Вот от этого отправного пункта – не почему государство пошло на радикальный отказ от своего имущественного и организационного участия в рыночной экономике, а почему рынок по-казахстански получился столь огосударствленным и следует начать наш анализ. А уже от ответа на этот ключевой вопрос вытекает и то, почему массированный сброс госактивов в «конкурентную среду» опять стал главным антикризисным лозунгом правительства.
Ничто не ново в этом мире
Опять – потому что все это уже было – в начале 90-х годов, и тоже в условиях острого системного кризиса. Тогда неслыханное в СССР словосочетание «разгосударствление и приватизация» стало и идеологической и практической целью всей совокупности властной политики Казахской ССР, а затем Республики Казахстан. Об этом говорил президент, этим занималось правительство и на то же были направлены законотворческие усилия сначала Верховного Совета, а затем мажилиса и сената.
Тем не менее, даже тогда масштабного разгосударствления не случилось: пущенные правительством приватизационные волны оказались не слишком частыми и совсем невысокими. Сначала была купонная компания, нацеленная на приватизацию исключительно квартир, — с обещанием не имеющих таковых гражданам некоей последующей компенсации. Каковой не случилось и, более, того, собственно жилищные купоны тоже оказались не нужными – вскоре (с подачи акима Алма-Аты Нуркадилова), квартиры (но не дома и не придомовые территории!) были отданы владельцам в собственность бесплатно. Потом была проведена так называемая «массовая приватизация» — под которую были отведены исключительно мелкие объекты – парикмахерские, магазинчики, СТО и т.п. Хотя и здесь особой массовости не получилось – у массы граждан элементарно не было средств для участия в аукционах.
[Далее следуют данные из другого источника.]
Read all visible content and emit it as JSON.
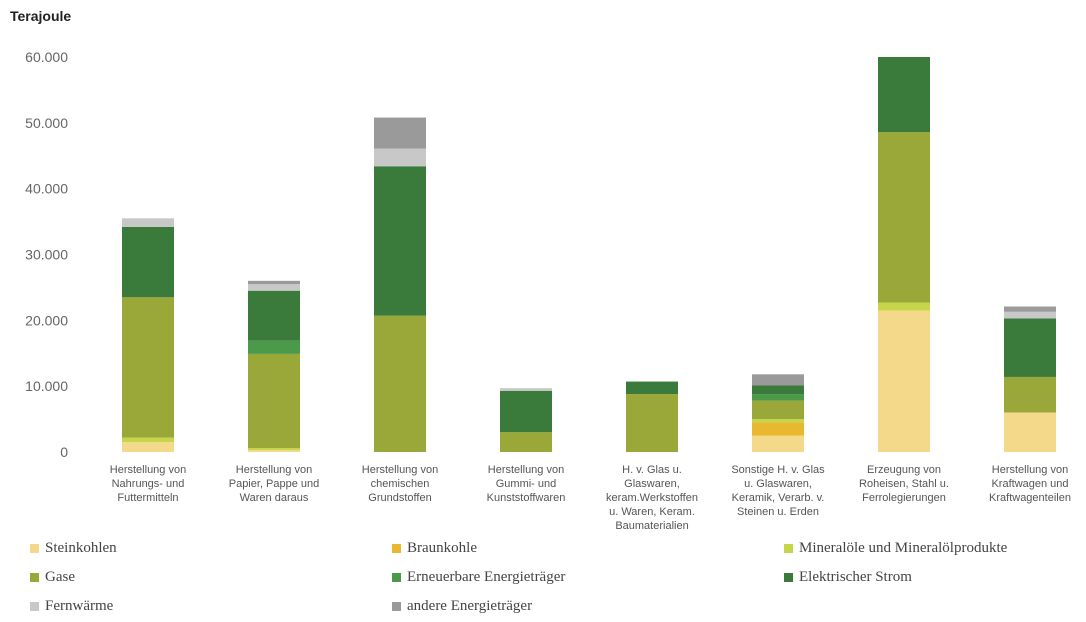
{
  "chart_data": {
    "type": "bar",
    "stacked": true,
    "title": "",
    "ylabel": "Terajoule",
    "xlabel": "",
    "ylim": [
      0,
      60000
    ],
    "yticks": [
      0,
      10000,
      20000,
      30000,
      40000,
      50000,
      60000
    ],
    "ytick_labels": [
      "0",
      "10.000",
      "20.000",
      "30.000",
      "40.000",
      "50.000",
      "60.000"
    ],
    "grid": false,
    "legend_position": "bottom",
    "categories": [
      [
        "Herstellung von",
        "Nahrungs- und",
        "Futtermitteln"
      ],
      [
        "Herstellung von",
        "Papier, Pappe und",
        "Waren daraus"
      ],
      [
        "Herstellung von",
        "chemischen",
        "Grundstoffen"
      ],
      [
        "Herstellung von",
        "Gummi- und",
        "Kunststoffwaren"
      ],
      [
        "H. v. Glas u.",
        "Glaswaren,",
        "keram.Werkstoffen",
        "u. Waren, Keram.",
        "Baumaterialien"
      ],
      [
        "Sonstige H. v. Glas",
        "u. Glaswaren,",
        "Keramik, Verarb. v.",
        "Steinen u. Erden"
      ],
      [
        "Erzeugung von",
        "Roheisen, Stahl u.",
        "Ferrolegierungen"
      ],
      [
        "Herstellung von",
        "Kraftwagen und",
        "Kraftwagenteilen"
      ]
    ],
    "series": [
      {
        "name": "Steinkohlen",
        "color": "#f5d98a",
        "values": [
          1500,
          300,
          0,
          0,
          0,
          2500,
          21500,
          6000
        ]
      },
      {
        "name": "Braunkohle",
        "color": "#e8b92f",
        "values": [
          0,
          0,
          0,
          0,
          0,
          2000,
          0,
          0
        ]
      },
      {
        "name": "Mineralöle und  Mineralölprodukte",
        "color": "#c5d64a",
        "values": [
          700,
          300,
          0,
          0,
          0,
          500,
          1200,
          0
        ]
      },
      {
        "name": "Gase",
        "color": "#9aa83a",
        "values": [
          21300,
          14300,
          20700,
          3000,
          8800,
          2800,
          25900,
          5400
        ]
      },
      {
        "name": "Erneuerbare Energieträger",
        "color": "#4a9a4a",
        "values": [
          0,
          2000,
          0,
          0,
          0,
          1000,
          0,
          0
        ]
      },
      {
        "name": "Elektrischer Strom",
        "color": "#3a7a3a",
        "values": [
          10700,
          7600,
          22700,
          6300,
          1900,
          1300,
          11400,
          8900
        ]
      },
      {
        "name": "Fernwärme",
        "color": "#c8c8c8",
        "values": [
          1300,
          1000,
          2700,
          400,
          0,
          0,
          0,
          1000
        ]
      },
      {
        "name": "andere Energieträger",
        "color": "#9a9a9a",
        "values": [
          0,
          500,
          4700,
          0,
          0,
          1700,
          0,
          800
        ]
      }
    ]
  }
}
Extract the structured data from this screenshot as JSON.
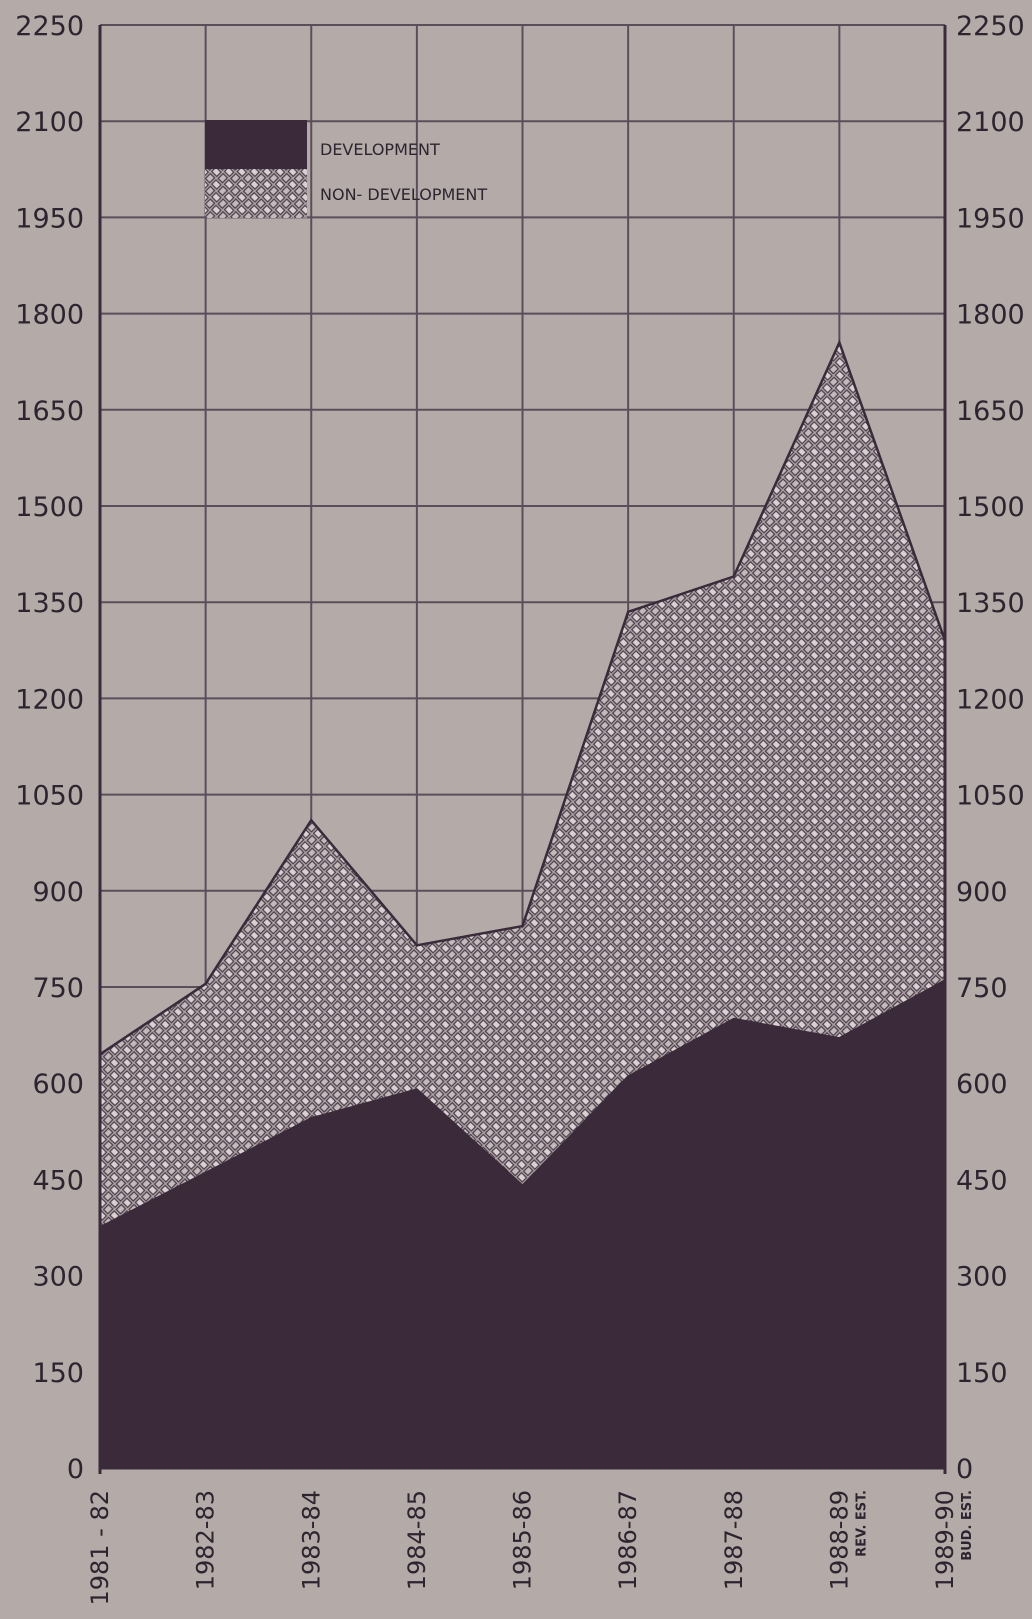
{
  "chart_data": {
    "type": "area",
    "stacked": true,
    "categories": [
      "1981 - 82",
      "1982-83",
      "1983-84",
      "1984-85",
      "1985-86",
      "1986-87",
      "1987-88",
      "1988-89",
      "1989-90"
    ],
    "category_notes": [
      "",
      "",
      "",
      "",
      "",
      "",
      "",
      "REV. EST.",
      "BUD. EST."
    ],
    "series": [
      {
        "name": "DEVELOPMENT",
        "values": [
          375,
          460,
          545,
          590,
          440,
          610,
          700,
          670,
          760
        ],
        "color": "#3a2a3a",
        "pattern": "solid"
      },
      {
        "name": "NON- DEVELOPMENT",
        "values": [
          270,
          295,
          465,
          225,
          405,
          725,
          690,
          1085,
          530
        ],
        "color": "#9c9196",
        "pattern": "woven-hatch"
      }
    ],
    "yticks": [
      0,
      150,
      300,
      450,
      600,
      750,
      900,
      1050,
      1200,
      1350,
      1500,
      1650,
      1800,
      1950,
      2100,
      2250
    ],
    "ylim": [
      0,
      2250
    ],
    "grid": true,
    "legend_position": "top-left",
    "title": "",
    "xlabel": "",
    "ylabel": ""
  }
}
Далее последовала ПИКовая приватизация. Повторяющая российскую ваучерную, однако с такими дополнительными ограничениями, которые заведомо ее выхолащивали. Если в России после ваучеров и залоговых аукционов появился какой-никакой фондовый рынок, то на казахстанские ПИКи можно было приобрести только очень небольшие доли далеко не самых лучших предприятий. В итоге это закончилось ничем.
То есть, даже на стадии действительно охватившего массы рыночного романтизма и весьма демократической риторики начала и середины 90-х годов, правящая посткоммунистическая номенклатура не захотела поделиться с народом ничем из действительного серьезного бывшего «общенародного» имущества. Приберегая все самое ценное для себя.
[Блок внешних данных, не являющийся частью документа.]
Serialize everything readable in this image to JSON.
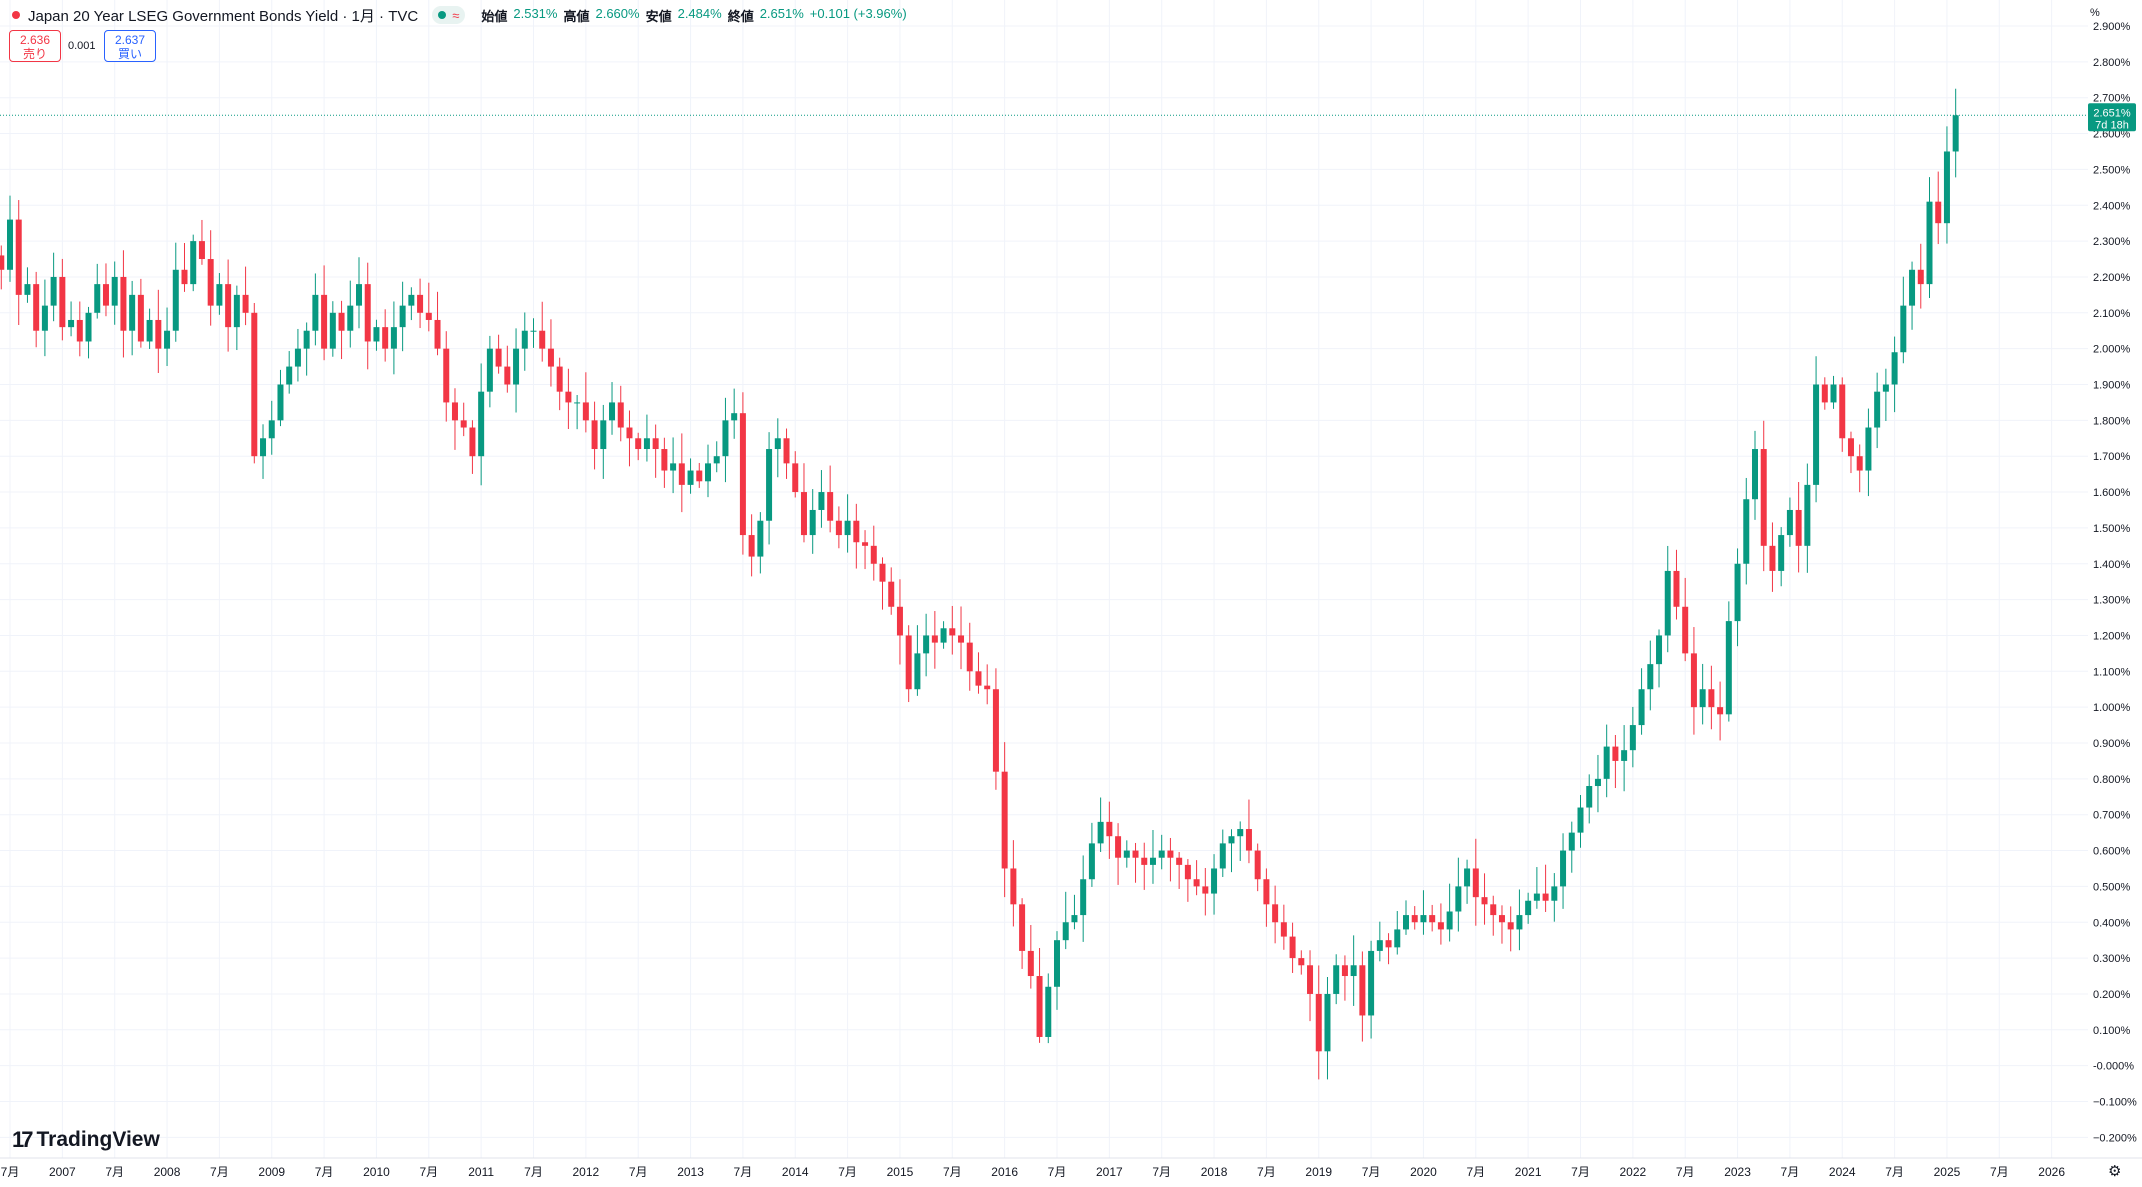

Впрочем, поделиться, и очень щедро – пришлось. С так называемыми иностранными инвесторами, действительными и искусственно созданными самими же властями. В качестве действительных выступили реальные транснациональные компании, — Шеврон, например, получивший наиболее перспективное на то время Кульсаринское нефтяное месторождение, а также участники Карачаганакского консорциума. Позднее к этим реально иностранным компаниям добавились китайские, получившие сначала Кульсаринское, затем Жанажольские нефтяные месторождения, а затем уже вышедшие непосредственно к Каспию. К искусственно же созданным «иностранцам» относится, прежде всего, «евразийская» группа, такая же «корейская» и другие, между которыми была распределена цветная и черная металлургия.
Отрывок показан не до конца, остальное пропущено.